Runde was selected to be a member of the Advisory Council of American Corporate Partners ("ACP"), a nonprofit organization dedicated to assisting veterans in their transition from the armed services to the civilian workforce. He served on this council with General David Petraeus, Former Clinton Advisor and Senior Managing Director of Lazard Frères Vernon Jordan Jr.

With respect to philanthropy, Runde and his wife were financial supporters of activities that support children in education, arts and health. They had recently underwritten a scholarship fund at Marquette University and exhibits of The Little Prince, Beatrix Potter and Babar the Elephant at the Morgan Library. They were also important benefactors to the Morgan Stanley Children's Hospital and the Boca Grande Health Clinic.

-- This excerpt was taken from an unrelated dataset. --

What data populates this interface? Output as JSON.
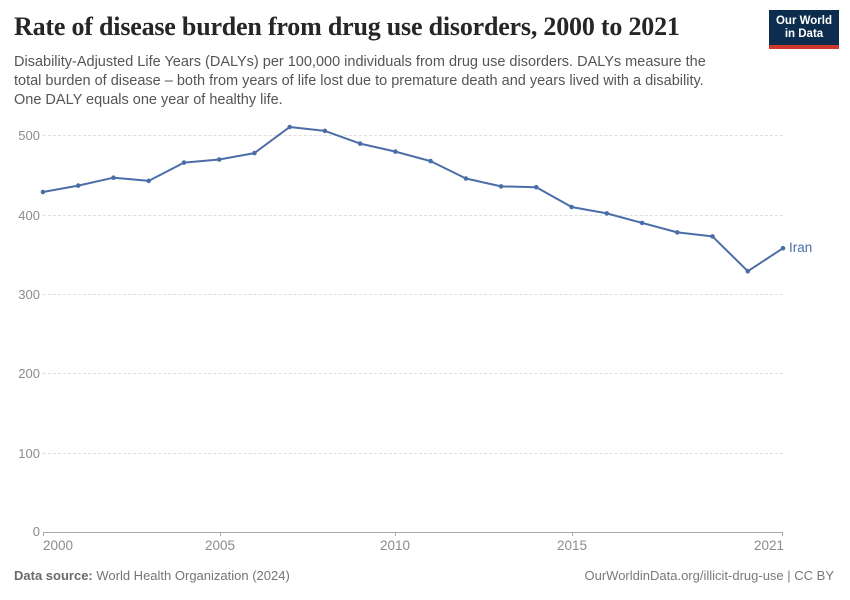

Runde was a member of the Economic Club of New York, whose members are representatives from the top executive levels of business, industry and finance.

== Personal life ==
James Runde and his wife Barbara resided in Boca Grande, Florida and had three grown children. He played a leadership role in several community organizations and delivers presentations on current affairs.

==Awards==
Marquette University's College of Engineering presented James Runde with its Professional Achievement Award for his distinguished service to the University and his extraordinary professional accomplishments.

==Publications==

- Runde, James, et al. "Public Pensions and U.S. Infrastructure Investment: The Perfect Partnership?" Volume 24, Issue 2, 2012, 23-26:. https://doi.org/10.1111/j.1745-6622.2012.00374.xttp://www.morganstanley.com/views/jacf/archive/21e9c676-d81f-11e1-8510-13de465f364e.html
- Runde, James, et al. "Infrastructure Public-Private Partnerships: 'Partnerships' Come to Fruition" Volume 23, Issue 3, 2011, 60-63: https://doi.org/10.1111/j.1745-6622.2011.00342.x
- Runde, James, et al. "Infrastructure Public-Private Partnerships Re-Defined: An Increased Emphasis on 'Partnerships'" Volume 22, Issue 2, 2010, 69-73. Infrastructure Public-Private Partnerships Re-Defined: An Increased Emphasis on “Partnerships”
- Runde, James. "Rail Companies: Prospects for Privatization and Consolidation". Journal of Applied Corporate Finance, Volume 19, Issue 2, 2007, 78-87: Rail Companies: Prospects for Privatization and Consolidation
- Runde, James. "Rail companies and capital markets", in Competition in Europe's Rail Freight Market, published by Community of European Railway and Infrastructure Companies (CER), January 2007.